ATA Plans Appeal of No-Call Ruling to Supreme Court

WASHINGTON — The American Teleservices Association will ask the U.S. Supreme Court to overturn the 10th Circuit Court of Appeals decision upholding the constitutionality of the national no-call list, ATA executive director Tim Searcy told DM News exclusively yesterday.

If the Supreme Court agrees to hear the case, a final ruling on the national no-call list likely would be made by mid-2005. The ATA, which is meeting here at the association's annual legislative conference, will have a press conference to announce its decision today.

In an appeal, the ATA would take on the Federal Trade Commission and Federal Communications Commission in the nation's highest court. The ATA estimated that pursuing the case to a final Supreme Court decision would cost $500,000.

The ATA's board of directors made the decision to appeal over the past few weeks, Searcy said. The board is convinced that the 10th Circuit decision cannot be allowed to stand unchallenged and that there is a good chance for a successful appeal because problems exist with the appeals court's reasoning that can be called into question.

The ATA knows of the potential for consumer backlash from the appeal, having been through a storm of public criticism after its district court victories last fall against the no-call list, said Searcy, who experienced the brunt of it as the ATA's main public representative. The association must devise an alternative to the national no-call list that will benefit consumers yet be acceptable to the industry.

“If we win, it will not be popular,” he said. “We have to figure out a way with Congress to provide an appropriate amount of relief and control.”

For the Supreme Court to consider the appeal, the ATA must file a request for review known as a “writ of certiorari” with the court by mid-May, said Bob Corn-Revere, an attorney with law firm Davis Wright Tremaine who is heading the ATA's case.

A decision by the court on whether to consider the appeal likely would come before its next term begins in the fall, and if the court agrees to review the case a ruling would occur by at least June 2005.
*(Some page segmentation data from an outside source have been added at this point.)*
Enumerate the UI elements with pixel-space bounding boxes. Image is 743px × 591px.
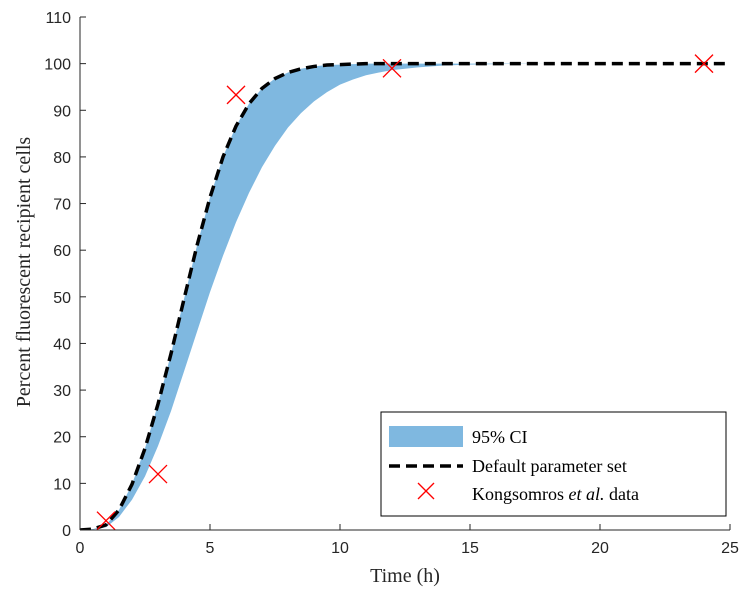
legend-marker-data — [417, 482, 435, 500]
y-tick-label: 90 — [53, 103, 71, 120]
data-point-marker — [96, 511, 116, 531]
y-tick-label: 100 — [44, 57, 71, 74]
data-point-marker — [148, 464, 168, 484]
y-tick-label: 50 — [53, 290, 71, 307]
x-tick-label: 0 — [76, 540, 85, 557]
y-tick-label: 40 — [53, 336, 71, 353]
y-tick-label: 30 — [53, 383, 71, 400]
x-axis-title: Time (h) — [370, 565, 440, 587]
x-tick-label: 25 — [721, 540, 739, 557]
legend: 95% CI Default parameter set Kongsomros … — [380, 411, 727, 517]
y-tick-label: 0 — [62, 523, 71, 540]
y-tick-label: 60 — [53, 243, 71, 260]
default-parameter-line — [80, 61, 730, 530]
data-point-marker — [694, 54, 714, 74]
y-tick-label: 70 — [53, 197, 71, 214]
legend-label-default: Default parameter set — [472, 456, 627, 476]
x-tick-label: 20 — [591, 540, 609, 557]
plot-area — [80, 54, 730, 531]
ci-band — [80, 63, 704, 530]
y-tick-label: 80 — [53, 150, 71, 167]
y-axis-title: Percent fluorescent recipient cells — [13, 137, 35, 408]
legend-label-ci: 95% CI — [472, 427, 528, 447]
y-tick-label: 20 — [53, 430, 71, 447]
y-tick-label: 10 — [53, 476, 71, 493]
data-point-marker — [226, 85, 246, 105]
legend-swatch-ci — [389, 426, 463, 447]
y-tick-label: 110 — [45, 10, 71, 27]
x-tick-label: 10 — [331, 540, 349, 557]
axes: 0 5 10 15 20 25 0 10 20 30 40 50 60 70 80 90 100 110 — [44, 10, 739, 557]
x-tick-label: 15 — [461, 540, 479, 557]
x-tick-label: 5 — [206, 540, 215, 557]
legend-label-data: Kongsomros et al. data — [472, 484, 639, 504]
data-point-marker — [382, 58, 402, 78]
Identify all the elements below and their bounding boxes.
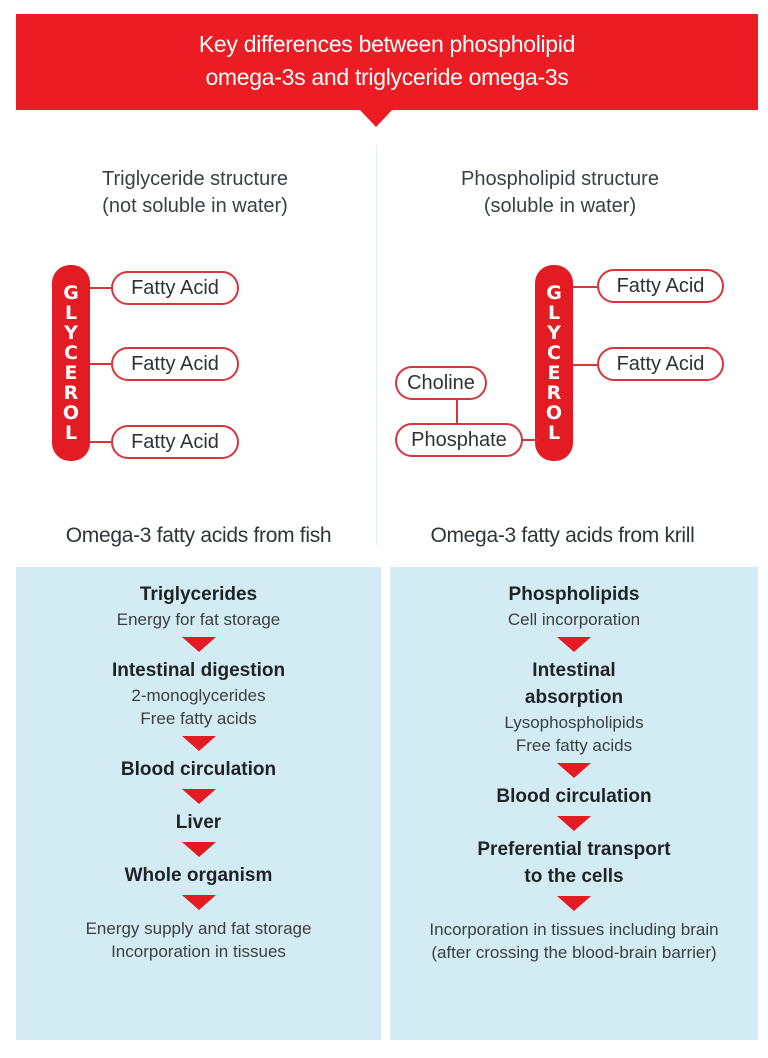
step-title: Blood circulation: [496, 786, 652, 807]
bond-line: [521, 439, 537, 441]
structure-title-line: Triglyceride structure: [102, 168, 288, 190]
glycerol-letter: L: [547, 422, 561, 444]
step-detail: Lysophospholipids: [504, 713, 644, 732]
title-line-2: omega-3s and triglyceride omega-3s: [205, 64, 569, 90]
down-arrow-icon: [181, 736, 216, 751]
krill-pathway-panel: Phospholipids Cell incorporation Intesti…: [390, 567, 758, 1040]
structure-subtitle-line: (not soluble in water): [102, 195, 288, 217]
step-detail: 2-monoglycerides: [131, 686, 266, 705]
bond-line: [90, 287, 112, 289]
step-detail: Energy for fat storage: [116, 610, 281, 629]
glycerol-letter: G: [546, 282, 562, 304]
step-title: Blood circulation: [120, 759, 277, 780]
bond-line: [90, 363, 112, 365]
glycerol-letter: G: [63, 282, 79, 304]
step-title: Phospholipids: [508, 584, 640, 605]
glycerol-letter: C: [64, 342, 78, 364]
down-arrow-icon: [181, 842, 216, 857]
glycerol-letter: E: [547, 362, 561, 384]
bond-line: [90, 441, 112, 443]
glycerol-letter: Y: [64, 322, 78, 344]
choline-pill: Choline: [395, 366, 487, 400]
outcome-line: (after crossing the blood-brain barrier): [431, 943, 717, 962]
structure-subtitle-line: (soluble in water): [483, 195, 637, 217]
glycerol-letter: O: [62, 402, 80, 424]
glycerol-letter: E: [64, 362, 78, 384]
fish-pathway-panel: Triglycerides Energy for fat storage Int…: [16, 567, 381, 1040]
fatty-acid-pill: Fatty Acid: [111, 425, 239, 459]
glycerol-letter: R: [546, 382, 562, 404]
glycerol-letter: C: [547, 342, 561, 364]
glycerol-letter: L: [64, 302, 78, 324]
step-detail: Free fatty acids: [140, 709, 257, 728]
glycerol-letter: L: [64, 422, 78, 444]
down-arrow-icon: [557, 763, 591, 778]
bond-line: [573, 286, 599, 288]
down-arrow-icon: [181, 637, 216, 652]
krill-source-label: Omega-3 fatty acids from krill: [430, 524, 695, 547]
structure-title-line: Phospholipid structure: [461, 168, 659, 190]
down-arrow-icon: [557, 816, 591, 831]
step-title: absorption: [524, 687, 624, 708]
fatty-acid-pill: Fatty Acid: [597, 269, 724, 303]
triglyceride-structure-title: Triglyceride structure (not soluble in w…: [40, 166, 350, 220]
outcome-line: Energy supply and fat storage: [85, 919, 312, 938]
title-line-1: Key differences between phospholipid: [198, 31, 576, 57]
column-divider: [376, 145, 377, 545]
fatty-acid-pill: Fatty Acid: [597, 347, 724, 381]
step-title: Liver: [175, 812, 222, 833]
glycerol-letter: R: [63, 382, 79, 404]
step-title: Preferential transport: [477, 839, 671, 860]
glycerol-letter: Y: [547, 322, 561, 344]
down-arrow-icon: [181, 789, 216, 804]
glycerol-letter: L: [547, 302, 561, 324]
step-detail: Cell incorporation: [507, 610, 641, 629]
glycerol-letter: O: [545, 402, 563, 424]
glycerol-backbone-right: G L Y C E R O L: [535, 265, 573, 461]
down-arrow-icon: [557, 637, 591, 652]
fatty-acid-pill: Fatty Acid: [111, 271, 239, 305]
step-title: Triglycerides: [139, 584, 258, 605]
down-arrow-icon: [557, 896, 591, 911]
outcome-line: Incorporation in tissues: [111, 942, 286, 961]
step-title: Intestinal: [532, 660, 616, 681]
phosphate-pill: Phosphate: [395, 423, 523, 457]
step-detail: Free fatty acids: [515, 736, 633, 755]
step-title: Whole organism: [124, 865, 273, 886]
fish-source-label: Omega-3 fatty acids from fish: [65, 524, 332, 547]
step-title: to the cells: [524, 866, 624, 887]
title-banner: Key differences between phospholipid ome…: [16, 14, 758, 110]
bond-line: [456, 399, 458, 425]
banner-pointer-icon: [359, 109, 393, 127]
down-arrow-icon: [181, 895, 216, 910]
step-title: Intestinal digestion: [111, 660, 286, 681]
fatty-acid-pill: Fatty Acid: [111, 347, 239, 381]
phospholipid-structure-title: Phospholipid structure (soluble in water…: [405, 166, 715, 220]
outcome-line: Incorporation in tissues including brain: [429, 920, 719, 939]
bond-line: [573, 364, 599, 366]
glycerol-backbone-left: G L Y C E R O L: [52, 265, 90, 461]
The Supreme Court reviews only 90 to 100 cases yearly, so it is unusual for an appeal to be accepted, Corn-Revere said. However, the no-call case likely would be heard because of extensive public interest and conflicts between the circuit courts on no-call issues.

“This is precisely the kind of matter that the court would weigh in on,” he said.

Corn-Revere made the comments to ATA members gathered at the conference yesterday before the official announcement of the appeal. He criticized the 10th Circuit Court's 51-page opinion, released Feb. 17, in favor of the no-call list, calling it “breathtakingly superficial” and saying the 10th Circuit simply ignored substantial arguments advanced by the ATA rather than address them in the ruling.

“We were disappointed with the result,” he said. “More than that, we were rather underwhelmed by the [10th Circuit] opinion itself.”

In several cases, the Circuit Court accepted FCC and FTC arguments at face value without challenge, he said. For example, the court accepted the government's argument that company-specific no-call rules in place since 1992 failed consumers because there are too many telemarketing calls, when the court in its own opinion admitted it had no idea how many calls consumers receive, he said.

On the state level, legislatures remain active on telemarketing issues despite the existence of a national no-call list, Mitch Roth, ATA legal counsel, told members at the conference. Forty states have no-call laws, including 15 that enacted them after the launch of the national list.

States also are considering narrowing or eliminating exemptions for business-to-business calls, nonprofit and political calls and existing business relationship calls, Roth said. These proposals have yet to gain much traction but still are being kicked around state legislatures.

With international business outsourcing becoming a hot-button issue in the 2004 presidential race, state legislatures also are looking at ways to limit telemarketers who shift call centers overseas, Roth said. At least nine states have proposed legislation requiring telemarketers to state the location of the call center for inbound and outbound calls.

In some cases, the proposals would require telemarketers to shift a call to a U.S.-based call center at the consumer's request, he said. Georgia, North Carolina, South Carolina and Vermont have considered legislation that would force teleservices providers to use U.S. call centers on government contracts.